11 Oct

Cognitive Dissonance as Part of Equality Work

Working towards equality in society requires many skills, not the least of which is the desire and ability to challenge one’s assumptions and beliefs.  Many people think they are flexible thinkers. However, their flexibility usually has limits. Most our cognitive flexibility is tested in neutral or non-emotional settings. Think of the 21st-century skills like critical thinking and problem-solving. Each of those skills requires mental flexibility. But, most of the problems we solve don’t touch our core ideas of identity. Truly working on improving equity in society is beyond thinking outside the box. It is about realizing the box is not a box at all.

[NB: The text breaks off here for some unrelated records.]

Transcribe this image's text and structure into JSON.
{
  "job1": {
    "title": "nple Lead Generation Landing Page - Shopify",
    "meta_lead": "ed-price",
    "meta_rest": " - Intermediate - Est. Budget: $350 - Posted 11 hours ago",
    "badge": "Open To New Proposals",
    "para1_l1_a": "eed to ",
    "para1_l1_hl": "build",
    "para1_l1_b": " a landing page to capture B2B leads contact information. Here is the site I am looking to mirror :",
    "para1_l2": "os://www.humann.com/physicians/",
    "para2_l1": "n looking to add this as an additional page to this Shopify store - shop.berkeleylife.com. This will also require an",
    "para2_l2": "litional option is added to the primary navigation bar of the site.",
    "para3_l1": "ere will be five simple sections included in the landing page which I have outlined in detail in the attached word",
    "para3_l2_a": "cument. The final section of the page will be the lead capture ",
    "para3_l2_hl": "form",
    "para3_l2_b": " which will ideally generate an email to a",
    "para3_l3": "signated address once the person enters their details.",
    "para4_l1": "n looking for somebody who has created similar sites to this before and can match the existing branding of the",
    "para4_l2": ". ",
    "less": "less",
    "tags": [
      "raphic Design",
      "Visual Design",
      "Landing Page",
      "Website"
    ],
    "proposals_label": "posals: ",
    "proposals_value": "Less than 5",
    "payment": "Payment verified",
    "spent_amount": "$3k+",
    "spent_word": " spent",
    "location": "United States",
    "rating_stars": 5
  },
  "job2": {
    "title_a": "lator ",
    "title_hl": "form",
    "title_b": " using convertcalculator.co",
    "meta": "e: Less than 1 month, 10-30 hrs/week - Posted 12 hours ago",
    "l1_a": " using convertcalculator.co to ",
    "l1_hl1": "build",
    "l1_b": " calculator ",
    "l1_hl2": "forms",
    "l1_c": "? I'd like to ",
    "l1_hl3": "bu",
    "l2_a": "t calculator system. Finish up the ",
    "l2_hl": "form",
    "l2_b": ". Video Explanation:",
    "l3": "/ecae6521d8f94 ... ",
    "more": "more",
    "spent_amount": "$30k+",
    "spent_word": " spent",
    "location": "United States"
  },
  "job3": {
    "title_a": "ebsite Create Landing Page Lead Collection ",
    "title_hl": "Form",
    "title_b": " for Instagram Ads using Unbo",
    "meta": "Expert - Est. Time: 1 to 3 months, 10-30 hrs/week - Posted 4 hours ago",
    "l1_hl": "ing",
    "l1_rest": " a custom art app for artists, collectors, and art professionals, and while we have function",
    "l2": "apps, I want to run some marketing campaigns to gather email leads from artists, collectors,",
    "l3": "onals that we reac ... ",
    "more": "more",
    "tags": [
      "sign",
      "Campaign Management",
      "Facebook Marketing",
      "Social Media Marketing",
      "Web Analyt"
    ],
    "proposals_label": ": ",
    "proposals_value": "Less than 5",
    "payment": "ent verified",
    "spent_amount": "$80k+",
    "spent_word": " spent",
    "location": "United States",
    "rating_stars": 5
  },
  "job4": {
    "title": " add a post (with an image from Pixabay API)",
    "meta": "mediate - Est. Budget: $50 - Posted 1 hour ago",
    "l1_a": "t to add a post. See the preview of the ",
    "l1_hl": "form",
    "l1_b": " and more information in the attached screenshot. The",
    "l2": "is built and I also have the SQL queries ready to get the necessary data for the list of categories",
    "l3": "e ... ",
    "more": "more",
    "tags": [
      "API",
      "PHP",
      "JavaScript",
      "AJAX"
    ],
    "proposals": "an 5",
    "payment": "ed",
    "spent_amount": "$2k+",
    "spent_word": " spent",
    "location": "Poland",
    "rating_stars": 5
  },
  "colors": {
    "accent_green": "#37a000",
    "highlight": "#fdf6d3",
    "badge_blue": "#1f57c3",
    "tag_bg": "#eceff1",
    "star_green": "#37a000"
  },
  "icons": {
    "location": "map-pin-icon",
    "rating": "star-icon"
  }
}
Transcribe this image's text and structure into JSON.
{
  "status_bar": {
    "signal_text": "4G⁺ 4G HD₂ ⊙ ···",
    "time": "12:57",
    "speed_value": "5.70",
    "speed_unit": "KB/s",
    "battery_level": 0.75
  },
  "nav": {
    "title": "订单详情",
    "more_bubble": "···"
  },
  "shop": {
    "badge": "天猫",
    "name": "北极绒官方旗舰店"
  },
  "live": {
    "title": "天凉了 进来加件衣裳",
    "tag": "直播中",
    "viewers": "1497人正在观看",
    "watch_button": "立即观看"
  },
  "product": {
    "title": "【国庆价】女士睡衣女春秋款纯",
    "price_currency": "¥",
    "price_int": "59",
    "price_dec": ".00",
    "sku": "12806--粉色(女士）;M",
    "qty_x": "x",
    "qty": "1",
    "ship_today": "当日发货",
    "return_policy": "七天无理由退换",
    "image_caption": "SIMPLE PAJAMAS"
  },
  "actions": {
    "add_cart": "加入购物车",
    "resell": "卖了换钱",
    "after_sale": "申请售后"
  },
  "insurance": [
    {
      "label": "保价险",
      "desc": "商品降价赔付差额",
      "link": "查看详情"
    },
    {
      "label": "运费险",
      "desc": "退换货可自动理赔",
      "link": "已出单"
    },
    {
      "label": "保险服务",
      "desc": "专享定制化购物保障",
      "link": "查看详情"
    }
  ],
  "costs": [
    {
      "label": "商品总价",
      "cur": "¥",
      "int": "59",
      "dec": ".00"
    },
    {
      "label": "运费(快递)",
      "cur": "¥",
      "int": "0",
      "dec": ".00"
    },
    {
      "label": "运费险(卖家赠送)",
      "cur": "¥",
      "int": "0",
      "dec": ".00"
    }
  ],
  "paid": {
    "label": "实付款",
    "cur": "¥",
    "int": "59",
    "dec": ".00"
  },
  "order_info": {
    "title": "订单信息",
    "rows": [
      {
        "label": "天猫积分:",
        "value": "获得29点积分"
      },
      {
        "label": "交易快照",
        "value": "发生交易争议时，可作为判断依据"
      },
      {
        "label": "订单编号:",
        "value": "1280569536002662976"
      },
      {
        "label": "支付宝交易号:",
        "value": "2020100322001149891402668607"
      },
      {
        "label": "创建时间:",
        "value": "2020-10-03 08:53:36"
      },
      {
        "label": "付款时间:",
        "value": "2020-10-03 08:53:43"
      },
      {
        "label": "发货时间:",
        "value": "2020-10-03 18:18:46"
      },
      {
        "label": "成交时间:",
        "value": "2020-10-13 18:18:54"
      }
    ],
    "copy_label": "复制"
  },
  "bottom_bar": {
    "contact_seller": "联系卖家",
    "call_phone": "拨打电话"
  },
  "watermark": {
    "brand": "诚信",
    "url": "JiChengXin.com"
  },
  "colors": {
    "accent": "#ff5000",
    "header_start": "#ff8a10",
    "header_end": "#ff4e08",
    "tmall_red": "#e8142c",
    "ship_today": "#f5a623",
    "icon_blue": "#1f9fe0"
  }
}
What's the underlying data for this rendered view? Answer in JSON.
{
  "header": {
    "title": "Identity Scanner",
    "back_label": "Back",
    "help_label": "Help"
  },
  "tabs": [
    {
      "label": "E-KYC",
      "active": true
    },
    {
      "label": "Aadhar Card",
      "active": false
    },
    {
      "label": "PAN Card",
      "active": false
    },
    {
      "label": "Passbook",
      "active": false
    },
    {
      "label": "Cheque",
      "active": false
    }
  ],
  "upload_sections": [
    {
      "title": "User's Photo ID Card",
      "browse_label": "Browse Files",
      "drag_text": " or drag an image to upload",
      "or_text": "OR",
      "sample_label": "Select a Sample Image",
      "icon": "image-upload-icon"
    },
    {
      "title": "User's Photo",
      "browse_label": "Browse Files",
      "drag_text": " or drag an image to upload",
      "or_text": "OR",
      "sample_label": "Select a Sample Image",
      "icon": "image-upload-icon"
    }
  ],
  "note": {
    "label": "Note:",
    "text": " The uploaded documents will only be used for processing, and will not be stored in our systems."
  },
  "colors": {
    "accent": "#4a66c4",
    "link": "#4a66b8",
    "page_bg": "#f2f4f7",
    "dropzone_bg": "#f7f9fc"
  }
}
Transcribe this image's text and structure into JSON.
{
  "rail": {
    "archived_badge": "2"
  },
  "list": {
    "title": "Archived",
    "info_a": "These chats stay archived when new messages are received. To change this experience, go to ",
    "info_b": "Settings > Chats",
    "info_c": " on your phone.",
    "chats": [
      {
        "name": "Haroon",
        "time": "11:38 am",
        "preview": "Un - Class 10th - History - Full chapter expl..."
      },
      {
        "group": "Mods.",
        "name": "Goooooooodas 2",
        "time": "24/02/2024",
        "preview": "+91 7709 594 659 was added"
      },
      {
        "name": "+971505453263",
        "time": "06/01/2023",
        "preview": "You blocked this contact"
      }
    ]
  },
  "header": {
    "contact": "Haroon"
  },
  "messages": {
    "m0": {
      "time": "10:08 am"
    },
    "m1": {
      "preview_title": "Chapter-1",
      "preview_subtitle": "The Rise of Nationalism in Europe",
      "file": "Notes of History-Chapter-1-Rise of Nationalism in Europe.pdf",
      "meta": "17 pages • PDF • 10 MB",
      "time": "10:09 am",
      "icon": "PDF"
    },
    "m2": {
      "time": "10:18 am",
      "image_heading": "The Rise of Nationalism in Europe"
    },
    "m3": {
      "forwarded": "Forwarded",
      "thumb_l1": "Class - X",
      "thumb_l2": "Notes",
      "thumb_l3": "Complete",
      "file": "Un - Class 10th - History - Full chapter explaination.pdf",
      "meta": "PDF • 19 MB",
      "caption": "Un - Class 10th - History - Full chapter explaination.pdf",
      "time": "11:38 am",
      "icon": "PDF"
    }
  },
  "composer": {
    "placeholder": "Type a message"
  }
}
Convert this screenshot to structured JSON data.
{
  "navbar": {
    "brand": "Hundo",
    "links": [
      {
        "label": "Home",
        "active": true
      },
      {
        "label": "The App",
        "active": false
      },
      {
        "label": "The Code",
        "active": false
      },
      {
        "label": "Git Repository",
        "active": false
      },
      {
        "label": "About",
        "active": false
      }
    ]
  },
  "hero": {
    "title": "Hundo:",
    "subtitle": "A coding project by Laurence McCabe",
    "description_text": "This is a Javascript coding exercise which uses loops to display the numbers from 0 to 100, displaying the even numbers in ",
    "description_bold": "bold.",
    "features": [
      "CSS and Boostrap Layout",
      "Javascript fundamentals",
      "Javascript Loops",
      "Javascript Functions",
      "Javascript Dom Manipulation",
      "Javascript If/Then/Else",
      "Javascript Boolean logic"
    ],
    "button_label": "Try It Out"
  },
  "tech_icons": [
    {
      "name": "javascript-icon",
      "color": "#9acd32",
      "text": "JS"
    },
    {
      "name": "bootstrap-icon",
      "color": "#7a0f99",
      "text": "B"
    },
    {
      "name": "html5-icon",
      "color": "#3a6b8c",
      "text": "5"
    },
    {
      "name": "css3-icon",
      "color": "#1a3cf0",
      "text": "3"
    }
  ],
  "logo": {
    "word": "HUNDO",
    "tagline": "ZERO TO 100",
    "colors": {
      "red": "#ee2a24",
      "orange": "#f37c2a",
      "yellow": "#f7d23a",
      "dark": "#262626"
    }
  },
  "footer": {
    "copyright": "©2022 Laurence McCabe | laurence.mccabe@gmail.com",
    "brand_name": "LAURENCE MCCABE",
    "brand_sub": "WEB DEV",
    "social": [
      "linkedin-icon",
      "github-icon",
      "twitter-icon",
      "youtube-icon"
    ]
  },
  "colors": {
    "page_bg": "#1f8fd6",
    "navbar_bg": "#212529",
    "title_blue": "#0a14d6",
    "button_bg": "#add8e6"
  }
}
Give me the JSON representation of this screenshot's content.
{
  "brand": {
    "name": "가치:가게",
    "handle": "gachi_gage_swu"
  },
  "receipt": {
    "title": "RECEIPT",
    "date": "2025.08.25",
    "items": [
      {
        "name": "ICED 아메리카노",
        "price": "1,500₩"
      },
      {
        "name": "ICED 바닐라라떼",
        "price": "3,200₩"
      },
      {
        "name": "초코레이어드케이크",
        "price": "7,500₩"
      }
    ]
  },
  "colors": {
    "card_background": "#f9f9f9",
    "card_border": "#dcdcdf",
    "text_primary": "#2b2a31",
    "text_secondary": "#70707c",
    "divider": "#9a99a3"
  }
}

Equity is being used here to cover issues related to diversity, access, and inclusion in order to create a society in which all people are treated fairly respective of who they are. All people have beliefs and assumptions that are biased. Many people are learning to reconsider some of their biases. But, they often only focus on conscious assumptions.

For example, they might learn that certain terminology they have been using is wrong, like Transgendered is not the correct term. But, many people don’t dig into the underlying unconscious feelings they may have. In this case, transgendered is grammatically incorrect just as Italianed-American is incorrect. However, the phrase transgendered sounds as if the state of being trans was an action or a choice. Being trans is neither just as being female is not a choice for people who identify as such.  For many people, intellectually changing terms is easier than actually facing their underlying assumptions. Therefore, someone who might use the word trans can still act in ways that are inadvertently or intentionally anti-trans. Most people have many unconscious assumptions about gender that are intertwined with their own identity. Being able to act in ways that are truly trans-supportive requires unpacking and facing these assumptions.

How do you do this? Firstly, seeing that your ideas are biased is essential. Comparing your assumptions with a contrary idea (i.e. an idea disruptor) is an important way to be able to face your biases. The contrary idea creates an unpleasant feeling and results in changes in attitude and beliefs, i.e. a cognitive dissonance. Without changing these underlying assumptions, you often still act in the same way you would have before facing an idea disruptor.

Most diversity, equity, accessibility, and inclusion training focuses on superficial ideas, and therefore does not result in changed actions. That is partly because facing one’s underlying assumptions cannot occur via external action. You need to do the work yourself. But, when you do, your actions towards equity will be transformed.